This Movable Feast Machine demo is based on a previous one.
Three programmable agents are used to build and maintain a 2-layer membrane.
The main idea is to move most of hardcoded behavior to program trees and universal "physical laws" (in this demo -- attraction/repulsion between atoms).
Hardcoded parts are building program trees (TreeBuilder element) and setting initial conditions for the demo.
YouTube videos:
- setting up, bootstrapping, starting to build: video 1;
- completing the membrane: video 2
- starting multiple cells with
DemoMultipleelement: video 3
On Ubuntu, intstall ulam package (it contains both ULAM and MFM) from PPA, see ULAM Tutorial.
Or install ULAM and MFM from source: http://robust.cs.unm.edu/doku.php?id=dev:install_ulam. Note that for develop branch, Makefile.local.mk should use $ULAM_ROOT_DIR instead of $ROOT_DIR.
After that, running make in repo directory will compile *.ulam source files and run the result in MFM.
Place a single Demo (white De) atom to start the demo. To start with multiple cells place DemoMultiple (white DM) atom.
Demo element builds a program loop from Package atoms containing program data and attaches a TreeBuilder to beginning of "bootstrap" program. It also creates DemoInitialMembraneBuilder that in turn builds the first layer of the membrane around the program loop.
Program trees and data sequences are both built from Package atoms, packages in a tree have exec flag set in their data. Trees are built from sequences by TreeBuilder and executed by Exec. After a tree is complete, TreeBuilder attaches Exec atom to the tree and deletes itself.
All programs are stored in program loop. Each program sequence starts with a Package atom that has a 1-byte tag value assigned and can be marked as active or inactive (these are marked with a green or red diagonal line in the picture above). The first program is used to build other ones, bootstrapping the whole thing: the agent crawls along the loop, attaches TreeBuilders to active tagged atoms and then deactivates them. The idea was that it can later receive a signal with a tag value to re-activate tagged Packages and build more copies, but this is not used in the demo. Other programs are used to build, maintain and grow the membrane.
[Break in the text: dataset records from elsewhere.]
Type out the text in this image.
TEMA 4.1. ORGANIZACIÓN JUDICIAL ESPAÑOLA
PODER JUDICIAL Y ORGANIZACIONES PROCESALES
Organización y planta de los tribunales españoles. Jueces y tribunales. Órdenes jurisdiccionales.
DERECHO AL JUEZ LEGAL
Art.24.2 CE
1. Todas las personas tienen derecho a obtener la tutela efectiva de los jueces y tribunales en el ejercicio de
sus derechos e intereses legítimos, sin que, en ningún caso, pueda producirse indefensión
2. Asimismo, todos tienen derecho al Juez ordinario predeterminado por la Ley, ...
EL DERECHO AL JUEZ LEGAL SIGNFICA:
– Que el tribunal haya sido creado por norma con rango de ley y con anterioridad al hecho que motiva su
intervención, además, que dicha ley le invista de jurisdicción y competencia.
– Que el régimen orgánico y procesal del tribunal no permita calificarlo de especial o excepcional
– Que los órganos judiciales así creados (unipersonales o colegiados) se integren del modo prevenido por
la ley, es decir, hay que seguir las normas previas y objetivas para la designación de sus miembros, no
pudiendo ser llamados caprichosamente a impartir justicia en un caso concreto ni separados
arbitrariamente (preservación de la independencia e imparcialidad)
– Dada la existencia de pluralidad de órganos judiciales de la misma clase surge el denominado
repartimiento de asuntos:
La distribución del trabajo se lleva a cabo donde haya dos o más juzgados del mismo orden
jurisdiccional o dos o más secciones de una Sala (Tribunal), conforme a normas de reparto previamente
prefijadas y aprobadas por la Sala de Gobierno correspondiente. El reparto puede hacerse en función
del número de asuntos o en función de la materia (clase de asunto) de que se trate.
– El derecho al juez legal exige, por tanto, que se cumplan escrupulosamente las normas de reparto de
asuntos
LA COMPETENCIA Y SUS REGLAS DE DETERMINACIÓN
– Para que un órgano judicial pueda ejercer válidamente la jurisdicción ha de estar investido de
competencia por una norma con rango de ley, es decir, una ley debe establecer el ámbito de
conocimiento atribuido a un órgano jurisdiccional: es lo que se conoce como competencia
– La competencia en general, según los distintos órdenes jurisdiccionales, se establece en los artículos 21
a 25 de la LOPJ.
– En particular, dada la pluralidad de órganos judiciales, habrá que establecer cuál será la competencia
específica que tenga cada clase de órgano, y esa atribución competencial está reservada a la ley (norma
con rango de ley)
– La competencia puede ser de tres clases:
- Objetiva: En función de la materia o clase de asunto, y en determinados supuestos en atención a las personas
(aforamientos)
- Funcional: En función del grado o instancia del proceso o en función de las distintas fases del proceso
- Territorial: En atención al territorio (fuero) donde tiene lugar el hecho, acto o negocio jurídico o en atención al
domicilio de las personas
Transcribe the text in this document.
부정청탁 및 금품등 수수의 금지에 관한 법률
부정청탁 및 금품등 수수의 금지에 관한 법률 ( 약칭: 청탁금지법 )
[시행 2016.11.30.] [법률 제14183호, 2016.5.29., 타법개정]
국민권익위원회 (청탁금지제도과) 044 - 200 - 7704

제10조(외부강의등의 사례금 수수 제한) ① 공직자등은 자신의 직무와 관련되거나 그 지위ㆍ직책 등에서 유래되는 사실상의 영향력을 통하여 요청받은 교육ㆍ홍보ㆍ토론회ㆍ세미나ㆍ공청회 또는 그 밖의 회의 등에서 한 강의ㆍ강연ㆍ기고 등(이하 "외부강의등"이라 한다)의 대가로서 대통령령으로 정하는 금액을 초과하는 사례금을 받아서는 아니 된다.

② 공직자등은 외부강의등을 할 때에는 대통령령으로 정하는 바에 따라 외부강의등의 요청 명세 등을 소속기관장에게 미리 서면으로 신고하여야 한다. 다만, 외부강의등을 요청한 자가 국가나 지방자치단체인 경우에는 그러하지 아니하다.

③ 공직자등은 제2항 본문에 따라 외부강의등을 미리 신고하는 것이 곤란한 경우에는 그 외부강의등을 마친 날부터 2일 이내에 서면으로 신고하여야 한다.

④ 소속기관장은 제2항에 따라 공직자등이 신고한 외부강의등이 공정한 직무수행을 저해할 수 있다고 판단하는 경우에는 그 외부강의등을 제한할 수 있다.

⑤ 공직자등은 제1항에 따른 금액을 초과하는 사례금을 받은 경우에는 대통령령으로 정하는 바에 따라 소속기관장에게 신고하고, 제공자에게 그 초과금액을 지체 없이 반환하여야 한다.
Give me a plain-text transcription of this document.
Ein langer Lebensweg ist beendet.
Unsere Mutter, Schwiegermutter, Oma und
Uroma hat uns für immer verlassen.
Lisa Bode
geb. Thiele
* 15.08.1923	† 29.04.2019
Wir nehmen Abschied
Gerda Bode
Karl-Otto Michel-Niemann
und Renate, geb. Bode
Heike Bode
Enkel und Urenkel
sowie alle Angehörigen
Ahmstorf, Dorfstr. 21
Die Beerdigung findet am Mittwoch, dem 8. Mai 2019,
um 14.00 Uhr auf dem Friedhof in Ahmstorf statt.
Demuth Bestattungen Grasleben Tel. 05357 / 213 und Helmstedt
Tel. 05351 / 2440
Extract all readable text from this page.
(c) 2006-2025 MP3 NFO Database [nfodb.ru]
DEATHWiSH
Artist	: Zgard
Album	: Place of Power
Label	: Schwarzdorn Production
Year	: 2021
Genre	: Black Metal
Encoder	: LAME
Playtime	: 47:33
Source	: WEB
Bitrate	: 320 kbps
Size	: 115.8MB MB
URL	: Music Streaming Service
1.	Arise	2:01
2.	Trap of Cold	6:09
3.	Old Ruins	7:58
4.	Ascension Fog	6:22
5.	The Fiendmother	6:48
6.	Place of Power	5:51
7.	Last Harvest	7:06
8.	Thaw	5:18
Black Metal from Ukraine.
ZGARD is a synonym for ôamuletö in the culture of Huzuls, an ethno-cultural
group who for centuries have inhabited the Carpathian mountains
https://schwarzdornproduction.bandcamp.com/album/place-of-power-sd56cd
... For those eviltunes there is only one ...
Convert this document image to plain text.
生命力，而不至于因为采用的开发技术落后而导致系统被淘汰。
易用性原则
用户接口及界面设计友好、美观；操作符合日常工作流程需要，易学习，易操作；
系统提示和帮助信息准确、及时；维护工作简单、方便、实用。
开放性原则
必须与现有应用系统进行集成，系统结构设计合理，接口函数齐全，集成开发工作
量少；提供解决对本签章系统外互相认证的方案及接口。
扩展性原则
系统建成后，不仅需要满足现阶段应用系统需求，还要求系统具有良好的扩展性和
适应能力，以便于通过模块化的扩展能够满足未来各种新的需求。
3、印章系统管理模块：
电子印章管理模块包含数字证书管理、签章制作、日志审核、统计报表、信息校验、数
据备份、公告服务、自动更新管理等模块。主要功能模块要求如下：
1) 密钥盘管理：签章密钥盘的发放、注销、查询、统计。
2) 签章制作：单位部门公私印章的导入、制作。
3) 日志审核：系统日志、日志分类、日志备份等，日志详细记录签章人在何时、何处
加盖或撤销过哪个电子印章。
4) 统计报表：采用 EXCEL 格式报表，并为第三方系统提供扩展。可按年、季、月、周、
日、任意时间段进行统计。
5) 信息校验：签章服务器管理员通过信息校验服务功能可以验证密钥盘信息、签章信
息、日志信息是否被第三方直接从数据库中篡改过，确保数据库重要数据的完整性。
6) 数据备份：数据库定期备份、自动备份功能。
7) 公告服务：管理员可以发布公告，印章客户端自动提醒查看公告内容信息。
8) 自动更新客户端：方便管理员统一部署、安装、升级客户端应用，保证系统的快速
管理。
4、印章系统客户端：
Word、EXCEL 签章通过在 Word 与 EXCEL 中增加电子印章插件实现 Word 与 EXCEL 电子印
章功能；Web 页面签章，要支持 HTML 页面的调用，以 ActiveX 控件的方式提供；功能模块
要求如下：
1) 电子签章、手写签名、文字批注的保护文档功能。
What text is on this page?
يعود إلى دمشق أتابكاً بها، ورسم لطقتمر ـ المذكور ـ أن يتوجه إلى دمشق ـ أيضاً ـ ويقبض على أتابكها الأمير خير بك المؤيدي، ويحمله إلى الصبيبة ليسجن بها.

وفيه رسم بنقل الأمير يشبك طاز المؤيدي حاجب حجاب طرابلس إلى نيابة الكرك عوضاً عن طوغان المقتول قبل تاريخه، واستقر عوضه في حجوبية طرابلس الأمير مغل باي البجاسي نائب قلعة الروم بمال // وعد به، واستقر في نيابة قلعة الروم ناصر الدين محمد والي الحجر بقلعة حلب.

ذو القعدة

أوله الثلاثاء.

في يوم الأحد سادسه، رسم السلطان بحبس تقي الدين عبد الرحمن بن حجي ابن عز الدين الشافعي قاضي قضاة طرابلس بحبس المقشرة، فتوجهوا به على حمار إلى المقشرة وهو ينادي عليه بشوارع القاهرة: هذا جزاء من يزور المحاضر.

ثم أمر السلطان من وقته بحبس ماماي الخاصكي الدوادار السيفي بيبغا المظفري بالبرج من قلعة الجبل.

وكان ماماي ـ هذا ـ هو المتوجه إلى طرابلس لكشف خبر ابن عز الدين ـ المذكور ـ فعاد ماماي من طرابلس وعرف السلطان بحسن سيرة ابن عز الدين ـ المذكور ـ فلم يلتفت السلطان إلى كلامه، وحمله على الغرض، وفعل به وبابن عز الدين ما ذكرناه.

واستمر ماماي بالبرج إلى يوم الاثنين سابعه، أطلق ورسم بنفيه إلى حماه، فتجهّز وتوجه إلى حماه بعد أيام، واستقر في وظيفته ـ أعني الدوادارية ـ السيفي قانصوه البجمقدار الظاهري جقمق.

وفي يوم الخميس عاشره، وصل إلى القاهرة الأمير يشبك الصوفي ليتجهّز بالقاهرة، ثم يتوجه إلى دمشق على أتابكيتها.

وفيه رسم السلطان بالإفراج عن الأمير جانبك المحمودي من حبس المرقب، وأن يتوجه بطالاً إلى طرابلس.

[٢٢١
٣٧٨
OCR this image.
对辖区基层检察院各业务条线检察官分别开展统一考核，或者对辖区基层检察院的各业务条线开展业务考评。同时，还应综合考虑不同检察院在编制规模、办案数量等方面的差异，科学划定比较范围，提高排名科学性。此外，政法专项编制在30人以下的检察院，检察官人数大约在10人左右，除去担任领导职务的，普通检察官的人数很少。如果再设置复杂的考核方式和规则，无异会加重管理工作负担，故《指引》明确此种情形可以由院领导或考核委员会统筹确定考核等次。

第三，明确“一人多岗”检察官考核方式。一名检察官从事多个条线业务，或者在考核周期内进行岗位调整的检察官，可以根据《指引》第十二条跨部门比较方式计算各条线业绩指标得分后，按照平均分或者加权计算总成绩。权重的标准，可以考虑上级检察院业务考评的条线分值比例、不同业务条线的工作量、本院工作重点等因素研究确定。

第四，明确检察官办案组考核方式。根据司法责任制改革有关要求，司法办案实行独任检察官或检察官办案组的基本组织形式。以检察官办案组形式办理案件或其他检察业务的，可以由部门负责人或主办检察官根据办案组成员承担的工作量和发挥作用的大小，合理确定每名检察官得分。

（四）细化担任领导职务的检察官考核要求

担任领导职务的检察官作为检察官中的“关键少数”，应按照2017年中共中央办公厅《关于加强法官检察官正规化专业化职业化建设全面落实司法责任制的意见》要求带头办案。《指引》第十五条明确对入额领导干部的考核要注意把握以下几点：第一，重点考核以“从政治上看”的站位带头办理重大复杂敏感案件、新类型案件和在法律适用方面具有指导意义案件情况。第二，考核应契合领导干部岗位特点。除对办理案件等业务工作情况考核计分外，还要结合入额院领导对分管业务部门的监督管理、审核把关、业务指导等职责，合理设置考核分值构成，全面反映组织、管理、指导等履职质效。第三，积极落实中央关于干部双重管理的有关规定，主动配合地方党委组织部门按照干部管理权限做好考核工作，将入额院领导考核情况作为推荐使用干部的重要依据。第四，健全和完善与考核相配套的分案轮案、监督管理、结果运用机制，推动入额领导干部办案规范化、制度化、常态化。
Attaching membrane atoms for 2nd layer:
Repairing the membrane using attached atoms:
The last program randomly inserts atoms in the membrane, the other two then attach 2nd layer atom to it and fix the bonds, growing the membrane.
If the membrane is damaged (by manually removing an atom from either layer) it is usually repaired successfully, although sometimes the agents can interfere with each other's work.
Listing of all the programs used in the demo: Demo.ulam:137.
More details on how program tree is executed: Exec.ulam:6.
Atoms can attract and repulse each other, also the bonds don't like to be stretched to full length (see ForceUtils.ulam). When a new site is selected for a diffusable atom, first all the forces acting on the atom are summed up and possible sites are weighed by how similar their positions are to the resulting vector (see QDiffusableT.ulam:45). Exact values and calculations are not very important, just seem to be good enough for the demo.
Membrane atoms repulse other Membrane atoms and Packages. This allows the membrane to keep the contents inside and prevents it from collapsing.